Sunday 1 October 2017

Get well soon



I am the one who needs to get well soon. Get well soon, me! Please accept my best wishes for a speedy recovery.

I feel like I've just smashed into a wall, or that the way I've been living - very much a matter of burning the candle at both ends, only the candle is a mingy, pallid austerity candle, not a lovely bright party candle - has finally caught up with me. The self-pity is strong all right. I guess I will feel better again and sooner rather than later. I think it's just a bad cold or maybe a mild flu, and it comes on the back of a run of badly broken sleep and some other problems which are utterly doing my head in. About which, probably more later. I am going to have to write this stuff down one way or another.

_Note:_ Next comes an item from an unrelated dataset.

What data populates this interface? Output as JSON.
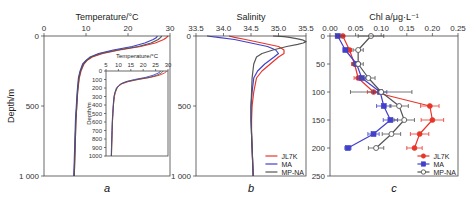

If I was a little less blah I would write about the book I've just read, Kim Stanley Robinson's New York 2140. One thing I can suggest immediately is read this book when you are not weakened by fever because it is very heavy and my arms are aching. Honestly this is a great novel, I have no upper tolerance for the kind of world creation that KSR does - in the Mars books it was the willingness to imagine and write the colours of a terraforming world that did me in, in this book its the emotional mapping / excavating / skyscrapering of the city *and* overlaying it with a tidal sea that rushes up and down the city streets and morphs with the changing weather and seasons and the reality, intricacy, aliveness of his flooded New York (and planet) is a seriously awe-inspiring thing to behold, and entirely free of the morbid disaster porn quality of many lesser works of anthropocene fiction, because the ecological disaster is imagined so intensely only because it is a possible future derived from our actual disastrous present, also very carefully expounded, ie late capitalism, the ridiculous, evil, deformed menace that has the world in a brutal stranglehold and which requires nothing less than the destruction of the world in order to continue flourishing. The book imagines a string of climate disasters and abrupt sea level rises as things that have already happened. So it's like a mirror image of now: in a time of relative, if fragile stability, with awareness of disaster around the corner, it's possible to see that capitalism could be checked with a concerted movement of civil disobedience and principled political action. The book is actually as much about global finance and the crash of 2008 and the insanity of the bailout as it is about adaptations to rising oceans and New York becoming a 'supervenice'. Well, I suggest you read it especially if you haven't read anything by KSR before - he's the kind of writer who restores your faith in humanity and after the week I have had that is really saying something.

2 comments:

Janet said...

Get well soon! Looking up New York 2140 now.

lucy tartan said...

Thanks v much Janet. I am a whole heap better today. If Kim Stanley Robinson is new to you I recommend Aurora - I think it'd be very much your cup of tea. Interstellar travel but populated with the realest of real people. So so good. New York 2140 is kind of a blockbuster adventure, Aurora is much more intimate and reflective (and made me cry in several places.)